Remember Brad Greenberg?
Most casual NBA fans don’t, but that’s alright.
Greenberg was the general manager of the Philadelphia 76ers when the team drafted scoring sensation Allen Iverson with the No. 1 overall pick in the 1996 draft, and he also had stints as a head coach at Radford University and NBA assistant coach for the New York Knicks and the Los Angeles Clippers.
Now, he has morphed into an overseas basketball magician.
The 61-year-old Jewish-American basketball mastermind has embraced the role of coaching struggling organizations and reshaping their DNA to build a winning tradition.
- In 2013, Greenberg resurrected an embarrassing Maccabi Haifa organization – leading the club to its first ever Israeli championship, including an 86-79 finals victory over David Blatt and powerhouse Maccabi Tel Aviv.

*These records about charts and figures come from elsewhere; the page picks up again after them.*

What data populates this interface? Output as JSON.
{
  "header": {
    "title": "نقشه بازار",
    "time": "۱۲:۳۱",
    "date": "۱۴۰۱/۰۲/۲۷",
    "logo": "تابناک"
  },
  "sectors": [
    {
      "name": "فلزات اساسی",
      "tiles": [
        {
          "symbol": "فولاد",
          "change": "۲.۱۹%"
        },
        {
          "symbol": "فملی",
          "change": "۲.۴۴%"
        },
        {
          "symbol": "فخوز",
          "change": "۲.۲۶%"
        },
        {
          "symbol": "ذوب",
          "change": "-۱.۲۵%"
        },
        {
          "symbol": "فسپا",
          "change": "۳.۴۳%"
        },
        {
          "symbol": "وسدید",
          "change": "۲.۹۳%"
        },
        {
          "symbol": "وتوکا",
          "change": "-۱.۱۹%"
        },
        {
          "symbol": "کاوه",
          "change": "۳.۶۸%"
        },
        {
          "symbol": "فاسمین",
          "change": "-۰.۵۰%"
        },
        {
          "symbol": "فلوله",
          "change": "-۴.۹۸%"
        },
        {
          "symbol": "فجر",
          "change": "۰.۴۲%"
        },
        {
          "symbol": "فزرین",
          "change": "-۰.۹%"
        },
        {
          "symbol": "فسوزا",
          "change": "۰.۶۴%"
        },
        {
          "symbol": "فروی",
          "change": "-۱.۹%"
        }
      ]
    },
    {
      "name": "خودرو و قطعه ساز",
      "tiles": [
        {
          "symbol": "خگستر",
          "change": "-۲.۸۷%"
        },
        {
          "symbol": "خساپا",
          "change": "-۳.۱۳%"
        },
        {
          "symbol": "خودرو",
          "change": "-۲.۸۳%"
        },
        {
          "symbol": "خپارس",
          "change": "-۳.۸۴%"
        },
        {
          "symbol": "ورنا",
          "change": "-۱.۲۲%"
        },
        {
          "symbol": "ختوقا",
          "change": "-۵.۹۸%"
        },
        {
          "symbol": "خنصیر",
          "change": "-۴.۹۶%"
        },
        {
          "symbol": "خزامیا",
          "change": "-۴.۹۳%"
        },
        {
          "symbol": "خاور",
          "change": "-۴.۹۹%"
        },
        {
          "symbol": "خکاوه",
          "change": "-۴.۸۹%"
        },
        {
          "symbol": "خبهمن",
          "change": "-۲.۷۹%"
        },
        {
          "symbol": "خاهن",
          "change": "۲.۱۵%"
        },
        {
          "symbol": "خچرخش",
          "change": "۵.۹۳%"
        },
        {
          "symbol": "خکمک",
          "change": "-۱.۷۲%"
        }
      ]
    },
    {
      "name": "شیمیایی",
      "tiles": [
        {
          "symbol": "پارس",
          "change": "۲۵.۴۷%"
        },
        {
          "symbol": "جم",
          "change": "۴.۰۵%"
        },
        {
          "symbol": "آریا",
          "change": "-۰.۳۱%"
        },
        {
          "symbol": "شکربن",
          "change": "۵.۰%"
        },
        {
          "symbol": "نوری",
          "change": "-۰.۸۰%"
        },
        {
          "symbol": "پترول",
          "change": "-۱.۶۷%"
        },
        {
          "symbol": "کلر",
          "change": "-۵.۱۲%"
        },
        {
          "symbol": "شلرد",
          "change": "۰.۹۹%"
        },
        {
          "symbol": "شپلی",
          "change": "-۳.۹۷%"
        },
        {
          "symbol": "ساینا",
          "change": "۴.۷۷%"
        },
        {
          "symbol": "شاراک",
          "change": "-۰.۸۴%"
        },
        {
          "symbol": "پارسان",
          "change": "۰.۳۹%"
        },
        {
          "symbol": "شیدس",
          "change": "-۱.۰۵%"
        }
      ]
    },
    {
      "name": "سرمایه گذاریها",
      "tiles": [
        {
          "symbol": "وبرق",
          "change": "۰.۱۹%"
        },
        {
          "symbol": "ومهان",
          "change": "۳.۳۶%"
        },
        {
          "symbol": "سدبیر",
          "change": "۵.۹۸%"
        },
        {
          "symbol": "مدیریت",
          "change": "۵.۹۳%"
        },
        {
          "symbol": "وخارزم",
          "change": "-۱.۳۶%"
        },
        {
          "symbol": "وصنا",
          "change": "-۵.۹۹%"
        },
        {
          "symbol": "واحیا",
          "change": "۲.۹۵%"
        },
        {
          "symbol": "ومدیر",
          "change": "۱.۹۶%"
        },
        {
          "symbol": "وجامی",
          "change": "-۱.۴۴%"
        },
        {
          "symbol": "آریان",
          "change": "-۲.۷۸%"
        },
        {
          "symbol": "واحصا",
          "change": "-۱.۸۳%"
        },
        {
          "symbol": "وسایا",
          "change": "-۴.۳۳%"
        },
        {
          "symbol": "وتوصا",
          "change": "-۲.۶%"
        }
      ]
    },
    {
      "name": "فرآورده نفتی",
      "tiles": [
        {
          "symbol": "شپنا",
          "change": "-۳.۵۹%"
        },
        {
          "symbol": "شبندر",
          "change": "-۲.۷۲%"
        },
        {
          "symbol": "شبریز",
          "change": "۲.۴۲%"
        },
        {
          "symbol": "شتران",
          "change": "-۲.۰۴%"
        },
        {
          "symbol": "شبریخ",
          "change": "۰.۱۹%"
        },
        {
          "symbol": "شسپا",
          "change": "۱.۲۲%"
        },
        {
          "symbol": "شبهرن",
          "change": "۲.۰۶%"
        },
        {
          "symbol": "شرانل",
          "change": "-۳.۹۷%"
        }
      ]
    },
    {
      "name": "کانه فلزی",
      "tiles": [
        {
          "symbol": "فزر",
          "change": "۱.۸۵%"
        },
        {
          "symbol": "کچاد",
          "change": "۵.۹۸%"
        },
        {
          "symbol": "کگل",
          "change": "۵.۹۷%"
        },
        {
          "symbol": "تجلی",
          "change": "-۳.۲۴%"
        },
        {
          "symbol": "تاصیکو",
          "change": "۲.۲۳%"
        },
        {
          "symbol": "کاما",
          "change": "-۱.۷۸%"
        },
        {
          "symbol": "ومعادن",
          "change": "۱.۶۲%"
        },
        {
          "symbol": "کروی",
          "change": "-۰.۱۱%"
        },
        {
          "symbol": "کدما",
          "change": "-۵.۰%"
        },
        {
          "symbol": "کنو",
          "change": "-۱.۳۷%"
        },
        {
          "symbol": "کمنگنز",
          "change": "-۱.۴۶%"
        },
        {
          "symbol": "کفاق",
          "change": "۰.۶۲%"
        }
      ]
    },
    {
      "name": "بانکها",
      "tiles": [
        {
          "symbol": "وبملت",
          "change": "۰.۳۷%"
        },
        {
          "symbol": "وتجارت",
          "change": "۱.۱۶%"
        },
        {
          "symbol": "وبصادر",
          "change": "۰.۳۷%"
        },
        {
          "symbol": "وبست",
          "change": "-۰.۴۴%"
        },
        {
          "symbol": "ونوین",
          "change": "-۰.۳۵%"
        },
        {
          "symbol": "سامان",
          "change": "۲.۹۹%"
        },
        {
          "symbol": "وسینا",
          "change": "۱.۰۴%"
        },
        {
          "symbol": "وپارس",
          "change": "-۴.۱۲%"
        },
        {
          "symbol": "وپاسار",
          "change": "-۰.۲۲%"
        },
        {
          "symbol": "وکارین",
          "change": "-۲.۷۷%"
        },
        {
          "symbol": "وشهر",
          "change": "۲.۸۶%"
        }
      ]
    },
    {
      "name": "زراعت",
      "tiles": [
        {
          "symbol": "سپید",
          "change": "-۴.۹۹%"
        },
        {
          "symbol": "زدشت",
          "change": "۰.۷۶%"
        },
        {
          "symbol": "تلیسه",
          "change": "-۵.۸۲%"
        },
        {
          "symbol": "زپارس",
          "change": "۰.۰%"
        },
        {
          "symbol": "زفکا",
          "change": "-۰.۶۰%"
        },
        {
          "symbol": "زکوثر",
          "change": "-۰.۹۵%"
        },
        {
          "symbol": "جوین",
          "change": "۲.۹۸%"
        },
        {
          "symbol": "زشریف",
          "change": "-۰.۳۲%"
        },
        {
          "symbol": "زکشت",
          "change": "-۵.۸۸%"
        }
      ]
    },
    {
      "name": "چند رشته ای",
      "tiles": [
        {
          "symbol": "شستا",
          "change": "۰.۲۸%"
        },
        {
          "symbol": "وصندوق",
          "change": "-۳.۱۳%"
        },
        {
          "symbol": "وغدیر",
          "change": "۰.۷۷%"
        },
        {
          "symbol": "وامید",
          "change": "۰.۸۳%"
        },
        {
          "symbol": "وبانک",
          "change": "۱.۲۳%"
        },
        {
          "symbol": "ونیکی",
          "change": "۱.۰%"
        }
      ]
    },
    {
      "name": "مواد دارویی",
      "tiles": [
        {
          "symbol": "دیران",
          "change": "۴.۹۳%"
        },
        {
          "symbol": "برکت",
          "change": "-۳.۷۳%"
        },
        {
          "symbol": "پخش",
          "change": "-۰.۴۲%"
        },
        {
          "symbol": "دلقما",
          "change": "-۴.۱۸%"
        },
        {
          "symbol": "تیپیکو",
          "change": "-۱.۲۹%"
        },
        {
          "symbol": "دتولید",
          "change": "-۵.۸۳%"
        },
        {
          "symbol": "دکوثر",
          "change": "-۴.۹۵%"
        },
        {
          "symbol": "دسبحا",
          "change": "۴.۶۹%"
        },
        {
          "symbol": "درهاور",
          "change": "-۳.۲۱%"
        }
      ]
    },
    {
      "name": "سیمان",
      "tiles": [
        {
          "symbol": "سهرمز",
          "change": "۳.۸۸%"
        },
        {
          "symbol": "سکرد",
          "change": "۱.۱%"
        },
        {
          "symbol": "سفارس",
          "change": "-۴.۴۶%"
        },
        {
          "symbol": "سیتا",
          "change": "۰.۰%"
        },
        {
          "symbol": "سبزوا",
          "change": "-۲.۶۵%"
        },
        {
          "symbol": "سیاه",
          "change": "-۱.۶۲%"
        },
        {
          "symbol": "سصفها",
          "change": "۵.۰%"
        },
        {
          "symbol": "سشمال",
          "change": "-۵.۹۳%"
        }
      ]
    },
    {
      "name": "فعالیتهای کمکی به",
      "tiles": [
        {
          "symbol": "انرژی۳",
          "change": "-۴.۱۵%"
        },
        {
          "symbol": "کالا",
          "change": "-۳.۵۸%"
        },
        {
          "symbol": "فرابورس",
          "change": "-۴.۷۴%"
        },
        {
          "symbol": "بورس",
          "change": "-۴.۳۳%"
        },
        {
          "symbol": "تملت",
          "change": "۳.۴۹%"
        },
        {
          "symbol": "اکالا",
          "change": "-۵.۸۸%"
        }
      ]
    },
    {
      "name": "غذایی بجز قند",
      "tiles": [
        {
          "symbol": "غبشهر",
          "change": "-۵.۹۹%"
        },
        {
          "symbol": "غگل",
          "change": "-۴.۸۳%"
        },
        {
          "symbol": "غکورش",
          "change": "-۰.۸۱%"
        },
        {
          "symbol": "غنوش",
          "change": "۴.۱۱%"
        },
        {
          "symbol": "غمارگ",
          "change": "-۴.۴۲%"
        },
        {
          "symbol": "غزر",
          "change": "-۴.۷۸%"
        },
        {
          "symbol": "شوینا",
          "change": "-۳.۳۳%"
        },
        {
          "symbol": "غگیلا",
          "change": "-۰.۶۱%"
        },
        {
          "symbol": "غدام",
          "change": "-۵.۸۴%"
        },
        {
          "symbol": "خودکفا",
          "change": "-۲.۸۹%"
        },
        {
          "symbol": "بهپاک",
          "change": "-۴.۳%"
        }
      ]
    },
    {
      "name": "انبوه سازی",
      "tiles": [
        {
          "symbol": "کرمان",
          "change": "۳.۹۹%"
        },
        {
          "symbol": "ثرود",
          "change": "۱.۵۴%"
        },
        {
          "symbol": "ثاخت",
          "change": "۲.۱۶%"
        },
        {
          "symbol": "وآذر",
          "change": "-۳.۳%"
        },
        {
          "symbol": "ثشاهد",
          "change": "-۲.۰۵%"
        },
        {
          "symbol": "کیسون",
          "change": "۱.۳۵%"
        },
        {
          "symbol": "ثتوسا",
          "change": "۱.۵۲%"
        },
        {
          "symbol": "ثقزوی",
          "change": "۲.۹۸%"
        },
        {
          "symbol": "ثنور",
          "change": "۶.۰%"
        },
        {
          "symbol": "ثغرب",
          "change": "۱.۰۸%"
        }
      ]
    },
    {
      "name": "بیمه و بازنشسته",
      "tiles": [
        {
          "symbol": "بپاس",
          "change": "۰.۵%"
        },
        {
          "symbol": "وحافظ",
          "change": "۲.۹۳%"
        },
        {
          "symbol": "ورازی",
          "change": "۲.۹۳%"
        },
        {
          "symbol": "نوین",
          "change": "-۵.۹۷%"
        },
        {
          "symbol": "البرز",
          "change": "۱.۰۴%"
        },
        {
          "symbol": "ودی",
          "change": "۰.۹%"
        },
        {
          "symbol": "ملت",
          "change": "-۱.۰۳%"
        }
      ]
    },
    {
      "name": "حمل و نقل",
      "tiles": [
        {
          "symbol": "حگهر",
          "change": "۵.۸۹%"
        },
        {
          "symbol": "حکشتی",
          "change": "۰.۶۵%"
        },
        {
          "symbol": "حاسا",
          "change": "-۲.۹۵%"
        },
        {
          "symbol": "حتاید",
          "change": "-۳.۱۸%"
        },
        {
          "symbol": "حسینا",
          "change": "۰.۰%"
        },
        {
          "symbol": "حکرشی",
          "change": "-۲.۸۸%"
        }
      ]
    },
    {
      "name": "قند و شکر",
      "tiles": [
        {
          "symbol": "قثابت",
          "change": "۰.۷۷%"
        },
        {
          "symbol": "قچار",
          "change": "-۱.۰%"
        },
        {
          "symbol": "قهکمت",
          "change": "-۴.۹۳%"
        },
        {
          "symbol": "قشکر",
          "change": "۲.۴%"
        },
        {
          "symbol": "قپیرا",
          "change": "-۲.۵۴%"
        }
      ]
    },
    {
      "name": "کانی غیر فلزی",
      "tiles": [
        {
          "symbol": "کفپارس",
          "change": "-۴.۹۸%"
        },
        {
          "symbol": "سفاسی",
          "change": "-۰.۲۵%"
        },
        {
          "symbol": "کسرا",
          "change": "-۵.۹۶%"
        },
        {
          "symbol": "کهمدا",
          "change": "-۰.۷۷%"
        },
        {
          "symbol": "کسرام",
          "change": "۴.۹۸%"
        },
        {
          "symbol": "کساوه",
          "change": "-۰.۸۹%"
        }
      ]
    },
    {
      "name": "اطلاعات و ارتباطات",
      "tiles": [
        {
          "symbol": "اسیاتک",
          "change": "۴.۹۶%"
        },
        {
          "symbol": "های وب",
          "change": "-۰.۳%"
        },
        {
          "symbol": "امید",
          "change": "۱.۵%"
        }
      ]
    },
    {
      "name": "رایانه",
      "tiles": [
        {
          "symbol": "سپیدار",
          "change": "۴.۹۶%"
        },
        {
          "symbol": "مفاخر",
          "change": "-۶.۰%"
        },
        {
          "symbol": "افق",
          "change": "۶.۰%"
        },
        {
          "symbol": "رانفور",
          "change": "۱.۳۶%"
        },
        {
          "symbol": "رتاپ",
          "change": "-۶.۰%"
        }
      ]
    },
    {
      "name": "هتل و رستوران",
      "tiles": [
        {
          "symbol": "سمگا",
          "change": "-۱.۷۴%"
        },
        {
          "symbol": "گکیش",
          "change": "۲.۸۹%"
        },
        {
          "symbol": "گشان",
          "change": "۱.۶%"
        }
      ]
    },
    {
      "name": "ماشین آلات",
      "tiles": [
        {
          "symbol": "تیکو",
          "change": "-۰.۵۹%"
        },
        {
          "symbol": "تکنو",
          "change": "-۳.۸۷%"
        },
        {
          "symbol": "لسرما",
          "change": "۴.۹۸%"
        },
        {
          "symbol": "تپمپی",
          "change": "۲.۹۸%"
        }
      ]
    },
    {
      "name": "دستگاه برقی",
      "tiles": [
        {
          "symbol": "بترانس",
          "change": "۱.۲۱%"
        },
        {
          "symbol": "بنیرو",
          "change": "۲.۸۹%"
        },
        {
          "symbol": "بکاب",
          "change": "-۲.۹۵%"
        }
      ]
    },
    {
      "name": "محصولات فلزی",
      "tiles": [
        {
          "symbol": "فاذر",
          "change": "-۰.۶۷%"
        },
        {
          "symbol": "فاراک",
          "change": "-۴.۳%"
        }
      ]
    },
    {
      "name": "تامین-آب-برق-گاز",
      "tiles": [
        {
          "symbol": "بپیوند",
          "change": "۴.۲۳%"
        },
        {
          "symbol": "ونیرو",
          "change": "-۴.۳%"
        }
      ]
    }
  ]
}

- In 2014, Greenberg jump-started Hapoel Jerusalem both domestically and abroad. Hapoel capped its best season in almost a decade with the No. 2 seed in Israel, and dunked its mark internationally reaching the EuroCup quarterfinals.
- In 2015, Greenberg accepted a challenge to coach Turkish club Eskisehir Basket – the worst and last seeded team (16, 2-13) – and in just three months transitioned his team into TBL varsity beating second, third, fifth, sixth and seventh seeds. His total record is 6-6 and Eskisehir are battling to avoid relegation.
- Greenberg also played an active role in guiding Gal Mekel – Israeli Player of the Year and final MVP – to become the second Israeli in the NBA upon signing with the Dallas Mavericks.
I caught up with Greenberg for a one-on-one scouting report and overview of 26-year-old Serbian all-around forward Nemanja Bjelica.
Bjelica, whose NBA rights are held by the Minnesota Timberwolves, has a unique skill-set with an overall package of height (standing 6’10), frame, wingspan and athleticism.
According to a 2010 report from scout guru Jonathan Givony of DraftExpress.com, Bjelica – listed as a PG/SG/SF – is a point guard trapped in a power forward’s body. Reps for Minnesota, a source said, were in Istanbul to watch its overseas project in the flesh.
Greenberg, who recently coached against Bjelica’s No. 1 ranked team Fenerbahce, couldn’t agree more. Greenberg’s thoughts should have fans in Minnesota smiling.
“Bjelica is the most efficient and consistent player on his team,” Greenberg said. “He’s unique because he can move with and without the ball, run the floor and start a fastbreak. He has isolation sets run for him, he can attack from the top and poses all sorts of problems.”
Bjelica is a flat-out stud. He’s averaging 11.9 points, 8.9 rebounds and 1.9 assists in 27 minutes per game in the Euroleague – the top-tier competition outside the NBA. He is shooting 46.4 percent from the perimeter and 73 percent from the line in the Turkish competition.
Bjelica was named the MVP of the week in the Euroleague and his play is off the charts. He is ranked No. 1 in half-a-dozen categories.
Is Bjelica ready to make the jump to the NBA?
“Can Bjelica be on an NBA team? Sure. Will he? I don’t know,” Greenberg said. “Like all high-level Euroleague players who make a lot of money overseas, it has to be a situation that makes sense financially, and where he gets an opportunity to play.
“Europeans don’t want to give up something that is comfortable, good and financially rewarding for a ‘what if?’ situation. Bjelica is talented enough to be in an NBA gym and not look out of place. That’s for sure.”
What NBA position would best fit Bjelica?
“He is a power forward who can matchup against small forwards, but NBA teams would look at him as a tweener because he is long, can shoot and run like a wing,” said Greenberg.
Greenberg also reflected on what might be a comparable NBA viewpoint for Bjelica: “Nikola Mirotic is doing well in Chicago. That probably makes guys like Bjelica think – ‘I know him, I played well against him. If he can do it, I can do it’ – but the truth is Doug McDermott got hurt, so that opened a window and Mirotic took advantage of it. The NBA is all a matter of situation.”
Bjelica is headed to the Euroleague Final Four after Fenerbahce completed a 3-0 sweep over defending European champions Maccabi Tel Aviv. Throughout the series, the Serbian phenom registered 9 points on 40 percent shooting from distance, to go along with 11 rebounds and 2.7 assists over 22 minutes per contest.